Ces discussions font suite à une première session qui s’est achevée sans avancée, en raison de divergences concernant le programme nucléaire iranien et la navigation dans le détroit d’Ormuz.
Washington a réaffirmé la fermeté de sa position, avertissant qu’un échec des négociations pourrait entraîner une escalade militaire visant des infrastructures stratégiques.
Parallèlement, les deux parties s’accusent mutuellement de violations de la trêve, les États-Unis évoquant des attaques contre des navires dans le détroit, tandis que l’Iran rejette ces accusations et critique les mesures maritimes américaines.

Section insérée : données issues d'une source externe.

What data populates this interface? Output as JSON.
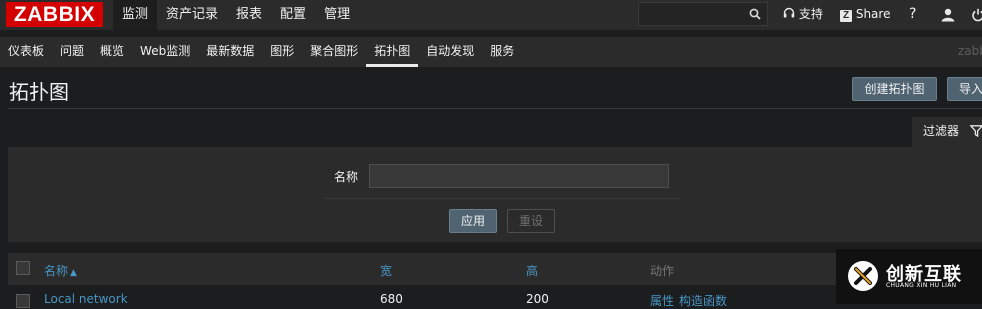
{
  "logo": "ZABBIX",
  "main_menu": [
    {
      "label": "监测",
      "active": true
    },
    {
      "label": "资产记录",
      "active": false
    },
    {
      "label": "报表",
      "active": false
    },
    {
      "label": "配置",
      "active": false
    },
    {
      "label": "管理",
      "active": false
    }
  ],
  "top_right": {
    "search_placeholder": "",
    "support": "支持",
    "share": "Share",
    "share_badge": "Z",
    "help": "?"
  },
  "sub_menu": [
    {
      "label": "仪表板",
      "active": false
    },
    {
      "label": "问题",
      "active": false
    },
    {
      "label": "概览",
      "active": false
    },
    {
      "label": "Web监测",
      "active": false
    },
    {
      "label": "最新数据",
      "active": false
    },
    {
      "label": "图形",
      "active": false
    },
    {
      "label": "聚合图形",
      "active": false
    },
    {
      "label": "拓扑图",
      "active": true
    },
    {
      "label": "自动发现",
      "active": false
    },
    {
      "label": "服务",
      "active": false
    }
  ],
  "sub_right": "zabb",
  "page": {
    "title": "拓扑图",
    "create_button": "创建拓扑图",
    "import_button": "导入"
  },
  "filter": {
    "tab_label": "过滤器",
    "name_label": "名称",
    "name_value": "",
    "apply_button": "应用",
    "reset_button": "重设"
  },
  "table": {
    "columns": [
      "名称",
      "宽",
      "高",
      "动作"
    ],
    "sort_indicator": "▲",
    "rows": [
      {
        "name": "Local network",
        "width": "680",
        "height": "200",
        "actions": [
          "属性",
          "构造函数"
        ]
      }
    ]
  },
  "watermark": {
    "name": "创新互联",
    "subtitle": "CHUANG XIN HU LIAN"
  },
  "colors": {
    "brand_red": "#d40000",
    "link_blue": "#4796c4",
    "button_blue": "#4f6371",
    "header_bg": "#2b2b2b",
    "page_bg": "#1c1d1f"
  }
}
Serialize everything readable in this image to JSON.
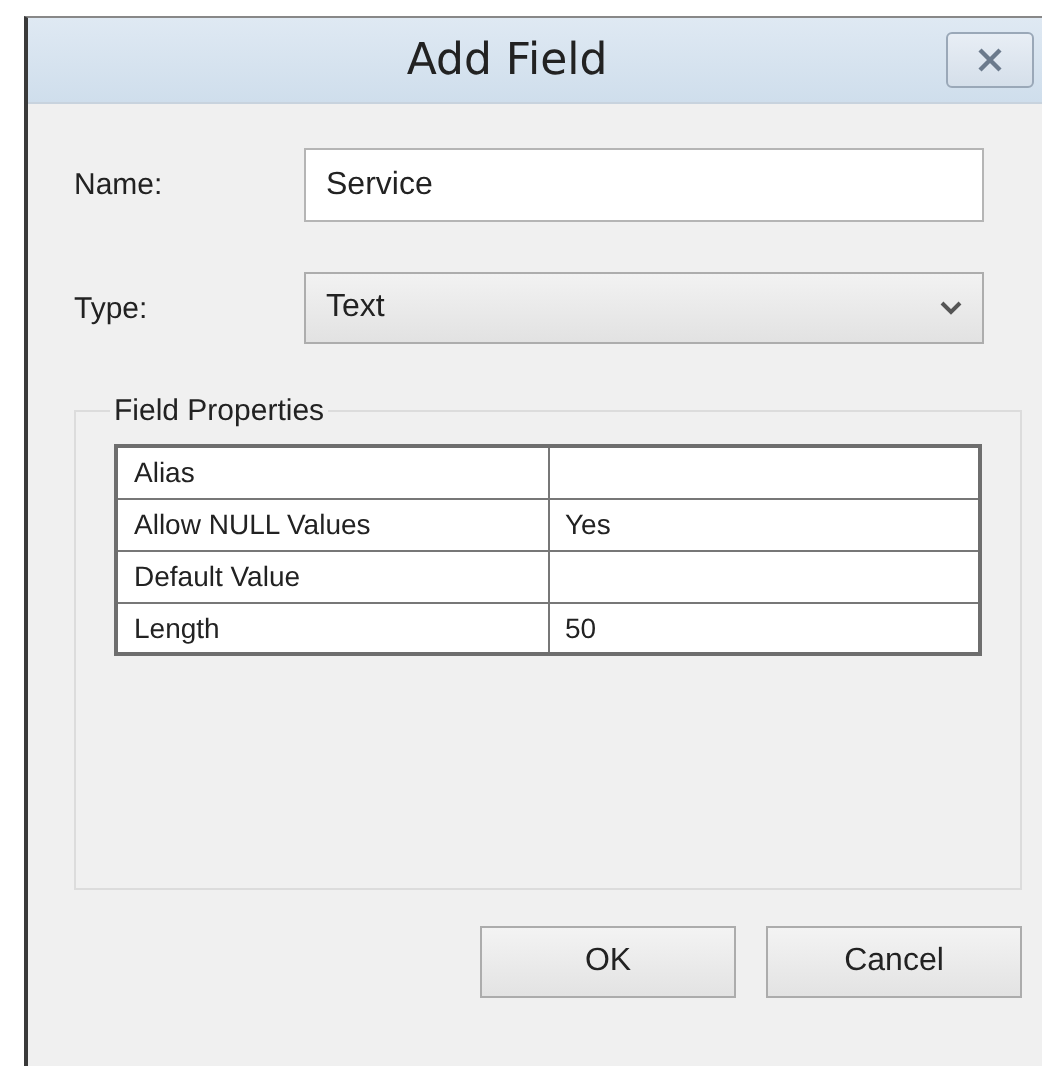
{
  "window": {
    "title": "Add Field"
  },
  "name_field": {
    "label": "Name:",
    "value": "Service"
  },
  "type_field": {
    "label": "Type:",
    "value": "Text"
  },
  "field_properties": {
    "title": "Field Properties",
    "rows": [
      {
        "property": "Alias",
        "value": ""
      },
      {
        "property": "Allow NULL Values",
        "value": "Yes"
      },
      {
        "property": "Default Value",
        "value": ""
      },
      {
        "property": "Length",
        "value": "50"
      }
    ]
  },
  "buttons": [
    "OK",
    "Cancel"
  ]
}
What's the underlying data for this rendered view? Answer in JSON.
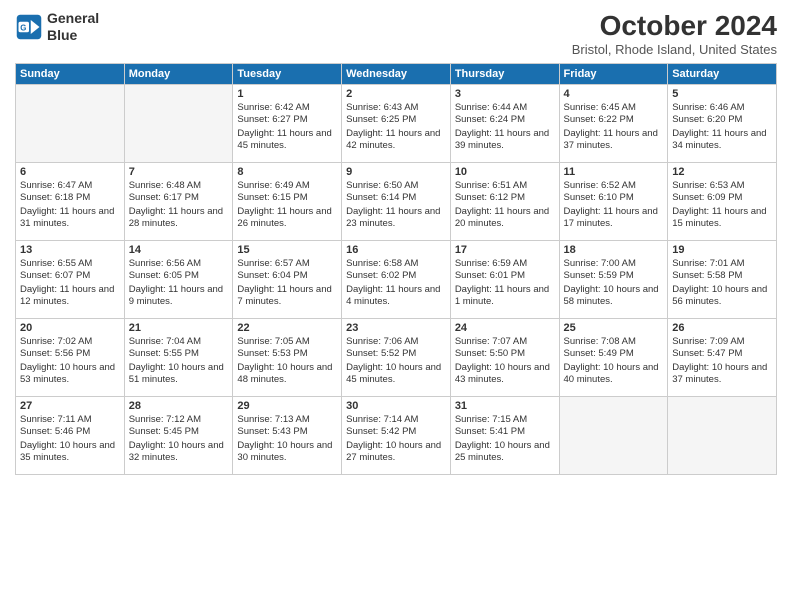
{
  "logo": {
    "line1": "General",
    "line2": "Blue"
  },
  "title": "October 2024",
  "location": "Bristol, Rhode Island, United States",
  "days_of_week": [
    "Sunday",
    "Monday",
    "Tuesday",
    "Wednesday",
    "Thursday",
    "Friday",
    "Saturday"
  ],
  "weeks": [
    [
      {
        "day": "",
        "content": ""
      },
      {
        "day": "",
        "content": ""
      },
      {
        "day": "1",
        "content": "Sunrise: 6:42 AM\nSunset: 6:27 PM\nDaylight: 11 hours and 45 minutes."
      },
      {
        "day": "2",
        "content": "Sunrise: 6:43 AM\nSunset: 6:25 PM\nDaylight: 11 hours and 42 minutes."
      },
      {
        "day": "3",
        "content": "Sunrise: 6:44 AM\nSunset: 6:24 PM\nDaylight: 11 hours and 39 minutes."
      },
      {
        "day": "4",
        "content": "Sunrise: 6:45 AM\nSunset: 6:22 PM\nDaylight: 11 hours and 37 minutes."
      },
      {
        "day": "5",
        "content": "Sunrise: 6:46 AM\nSunset: 6:20 PM\nDaylight: 11 hours and 34 minutes."
      }
    ],
    [
      {
        "day": "6",
        "content": "Sunrise: 6:47 AM\nSunset: 6:18 PM\nDaylight: 11 hours and 31 minutes."
      },
      {
        "day": "7",
        "content": "Sunrise: 6:48 AM\nSunset: 6:17 PM\nDaylight: 11 hours and 28 minutes."
      },
      {
        "day": "8",
        "content": "Sunrise: 6:49 AM\nSunset: 6:15 PM\nDaylight: 11 hours and 26 minutes."
      },
      {
        "day": "9",
        "content": "Sunrise: 6:50 AM\nSunset: 6:14 PM\nDaylight: 11 hours and 23 minutes."
      },
      {
        "day": "10",
        "content": "Sunrise: 6:51 AM\nSunset: 6:12 PM\nDaylight: 11 hours and 20 minutes."
      },
      {
        "day": "11",
        "content": "Sunrise: 6:52 AM\nSunset: 6:10 PM\nDaylight: 11 hours and 17 minutes."
      },
      {
        "day": "12",
        "content": "Sunrise: 6:53 AM\nSunset: 6:09 PM\nDaylight: 11 hours and 15 minutes."
      }
    ],
    [
      {
        "day": "13",
        "content": "Sunrise: 6:55 AM\nSunset: 6:07 PM\nDaylight: 11 hours and 12 minutes."
      },
      {
        "day": "14",
        "content": "Sunrise: 6:56 AM\nSunset: 6:05 PM\nDaylight: 11 hours and 9 minutes."
      },
      {
        "day": "15",
        "content": "Sunrise: 6:57 AM\nSunset: 6:04 PM\nDaylight: 11 hours and 7 minutes."
      },
      {
        "day": "16",
        "content": "Sunrise: 6:58 AM\nSunset: 6:02 PM\nDaylight: 11 hours and 4 minutes."
      },
      {
        "day": "17",
        "content": "Sunrise: 6:59 AM\nSunset: 6:01 PM\nDaylight: 11 hours and 1 minute."
      },
      {
        "day": "18",
        "content": "Sunrise: 7:00 AM\nSunset: 5:59 PM\nDaylight: 10 hours and 58 minutes."
      },
      {
        "day": "19",
        "content": "Sunrise: 7:01 AM\nSunset: 5:58 PM\nDaylight: 10 hours and 56 minutes."
      }
    ],
    [
      {
        "day": "20",
        "content": "Sunrise: 7:02 AM\nSunset: 5:56 PM\nDaylight: 10 hours and 53 minutes."
      },
      {
        "day": "21",
        "content": "Sunrise: 7:04 AM\nSunset: 5:55 PM\nDaylight: 10 hours and 51 minutes."
      },
      {
        "day": "22",
        "content": "Sunrise: 7:05 AM\nSunset: 5:53 PM\nDaylight: 10 hours and 48 minutes."
      },
      {
        "day": "23",
        "content": "Sunrise: 7:06 AM\nSunset: 5:52 PM\nDaylight: 10 hours and 45 minutes."
      },
      {
        "day": "24",
        "content": "Sunrise: 7:07 AM\nSunset: 5:50 PM\nDaylight: 10 hours and 43 minutes."
      },
      {
        "day": "25",
        "content": "Sunrise: 7:08 AM\nSunset: 5:49 PM\nDaylight: 10 hours and 40 minutes."
      },
      {
        "day": "26",
        "content": "Sunrise: 7:09 AM\nSunset: 5:47 PM\nDaylight: 10 hours and 37 minutes."
      }
    ],
    [
      {
        "day": "27",
        "content": "Sunrise: 7:11 AM\nSunset: 5:46 PM\nDaylight: 10 hours and 35 minutes."
      },
      {
        "day": "28",
        "content": "Sunrise: 7:12 AM\nSunset: 5:45 PM\nDaylight: 10 hours and 32 minutes."
      },
      {
        "day": "29",
        "content": "Sunrise: 7:13 AM\nSunset: 5:43 PM\nDaylight: 10 hours and 30 minutes."
      },
      {
        "day": "30",
        "content": "Sunrise: 7:14 AM\nSunset: 5:42 PM\nDaylight: 10 hours and 27 minutes."
      },
      {
        "day": "31",
        "content": "Sunrise: 7:15 AM\nSunset: 5:41 PM\nDaylight: 10 hours and 25 minutes."
      },
      {
        "day": "",
        "content": ""
      },
      {
        "day": "",
        "content": ""
      }
    ]
  ]
}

La pression économique sur l’Iran s’intensifie, avec des pertes quotidiennes importantes de revenus pétroliers en raison des restrictions, suscitant des inquiétudes quant aux effets à long terme sur le secteur énergétique.
Le détroit d’Ormuz reste soumis à des limitations de navigation, alimentant l’incertitude sur les marchés mondiaux en raison de son importance stratégique.
La situation est également compliquée par la coexistence de plusieurs accords de cessez-le-feu dans la région, augmentant les risques d’escalade en cas d’effondrement de l’un d’entre eux.
Les analystes estiment que ces négociations représentent une fenêtre limitée pour une désescalade, dont l’issue pourrait déterminer l’évolution vers une stabilisation ou une reprise des tensions.